Griechische Minderheit in den Nachfolgestaaten der Sowjetunion
Die griechische Minderheit in Russland und anderen Nachfolgestaaten der Sowjetunion ist eine ethnische Minderheit, die heute aus mehreren hunderttausend griechischstämmigen Menschen besteht. Im Zuge des Zerfalls der Sowjetunion emigrierte ein großer Teil der griechischen Minderheit nach Griechenland und Westeuropa.
Geschichte
BearbeitenDie griechische Minderheit in Russland und anderen Nachfolgestaaten der Sowjetunion ist sehr heterogen. Die Pontosgriechen waren zum Teil schon in der Antike, mehr als ein Jahrtausend vor der Staatsgründung Russlands, im Schwarzmeergebiet ansässig. Schon Euripides’ Iphigenie bei den Taurern spielt auf der Krim, auf der es bereits damals griechische Siedlungen gab. Auch Kyrill und Method, die maßgeblich zur Christianisierung der Ostslawen beitrugen, stammten aus Griechenland, die russische Kultur wurde wesentlich auch durch die griechische Kultur geprägt.

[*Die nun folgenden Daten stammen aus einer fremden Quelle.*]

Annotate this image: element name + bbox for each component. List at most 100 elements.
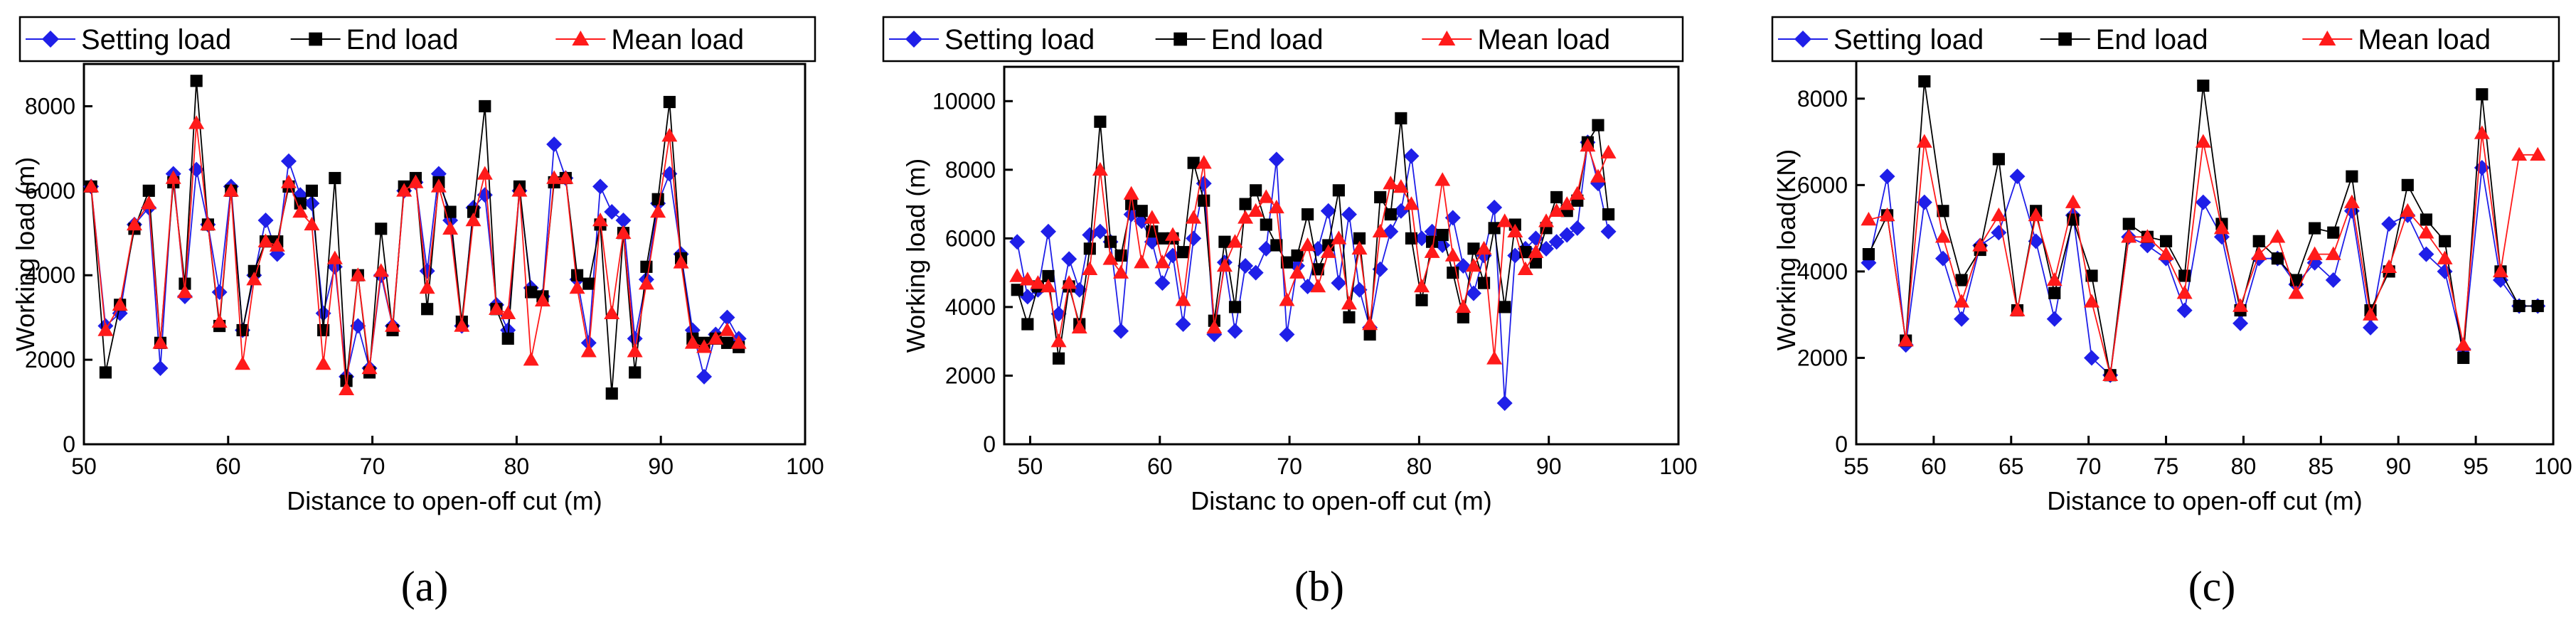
data-point [1538,240,1555,257]
data-point [525,286,538,299]
data-point [2139,229,2156,243]
data-point [1092,161,1108,176]
y-tick-label: 4000 [945,294,996,320]
data-point [1343,311,1356,323]
data-point [1123,186,1139,200]
data-point [2530,146,2546,161]
data-point [1955,274,1968,286]
data-point [1496,213,1513,227]
data-point [719,322,735,336]
data-point [1569,220,1585,236]
x-tick-label: 70 [360,454,385,479]
data-point [580,343,597,358]
data-point [663,95,676,109]
data-point [1175,316,1191,333]
legend-box [882,16,1684,63]
x-tick-label: 60 [1147,454,1173,479]
data-point [1600,144,1617,159]
data-point [1125,198,1138,210]
panel-label: (b) [1294,563,1344,610]
data-point [1436,228,1449,242]
data-point [465,212,481,227]
data-point [280,174,297,188]
data-point [2381,259,2397,274]
x-tick-label: 60 [215,454,241,479]
series-line [90,123,740,390]
x-tick-label: 70 [2076,454,2102,479]
data-point [2531,299,2544,313]
data-point [152,335,169,349]
data-point [1486,199,1503,215]
data-point [1258,240,1274,257]
data-point [1972,237,1989,252]
data-point [2176,302,2193,318]
data-point [1135,205,1148,218]
plot-frame [1855,54,2555,446]
data-point [1372,223,1388,237]
data-point [1021,318,1034,331]
data-point [1040,223,1056,240]
data-point [1144,210,1160,224]
data-point [546,170,563,184]
data-point [190,75,203,87]
data-point [627,343,643,358]
data-point [1299,237,1316,252]
legend-marker [1794,31,1811,48]
y-tick-label: 0 [983,431,996,457]
data-point [350,267,366,281]
data-point [580,335,597,351]
y-axis-label: Working load(KN) [1772,149,1801,350]
data-point [200,216,216,231]
legend-marker [42,31,59,48]
data-point [1862,247,1875,261]
data-point [719,309,735,326]
data-point [1291,249,1304,262]
data-point [1341,296,1357,310]
x-tick-label: 90 [1536,454,1562,479]
data-point [2195,134,2211,148]
x-tick-label: 60 [1921,454,1947,479]
y-tick-label: 2000 [1797,345,1848,370]
data-point [1011,284,1023,296]
data-point [558,170,574,184]
data-point [1393,203,1409,219]
data-point [1154,275,1171,291]
data-point [1934,250,1951,267]
data-point [280,153,297,169]
data-point [2455,337,2471,351]
y-tick-label: 0 [63,431,75,457]
data-point [1499,301,1511,313]
x-axis-label: Distanc to open-off cut (m) [1191,486,1492,515]
data-point [2048,286,2061,299]
data-point [2343,194,2360,208]
data-point [1289,264,1306,279]
data-point [430,178,447,193]
data-point [1569,186,1585,200]
data-point [1414,278,1430,293]
data-point [1916,134,1932,148]
data-point [1331,230,1347,245]
data-point [570,269,584,281]
legend-marker [2319,31,2336,45]
data-point [1992,153,2005,166]
data-point [1250,184,1262,197]
data-point [292,204,309,218]
data-point [523,352,539,366]
data-point [1861,211,1877,226]
data-point [1444,210,1461,226]
data-point [1042,269,1055,283]
data-point [235,356,251,370]
data-point [1102,251,1119,265]
data-point [1916,194,1932,210]
legend-entry: End load [1211,24,1324,55]
data-point [2065,194,2081,208]
data-point [97,322,114,336]
series-setting-load [1861,160,2546,383]
x-tick-label: 80 [2231,454,2257,479]
data-point [2437,250,2453,264]
data-point [112,296,128,311]
data-point [2271,252,2284,265]
data-point [629,366,642,379]
data-point [340,375,353,387]
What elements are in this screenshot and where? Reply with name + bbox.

Im 18. und 19. Jahrhundert setzte eine signifikante pontische Wanderbewegung aus dem Osmanischen Reich insbesondere nach Russland und die Kaukasusregion ein. In der Folge bildete sich dort gewissermaßen eine zweite pontische Kultur, die selbständig neben jener an der türkischen Schwarzmeerküste existierte und sich entwickelte. Die griechischen Dialekte dieser Gebiete gelten heute als die vitalste Form des Pontischen.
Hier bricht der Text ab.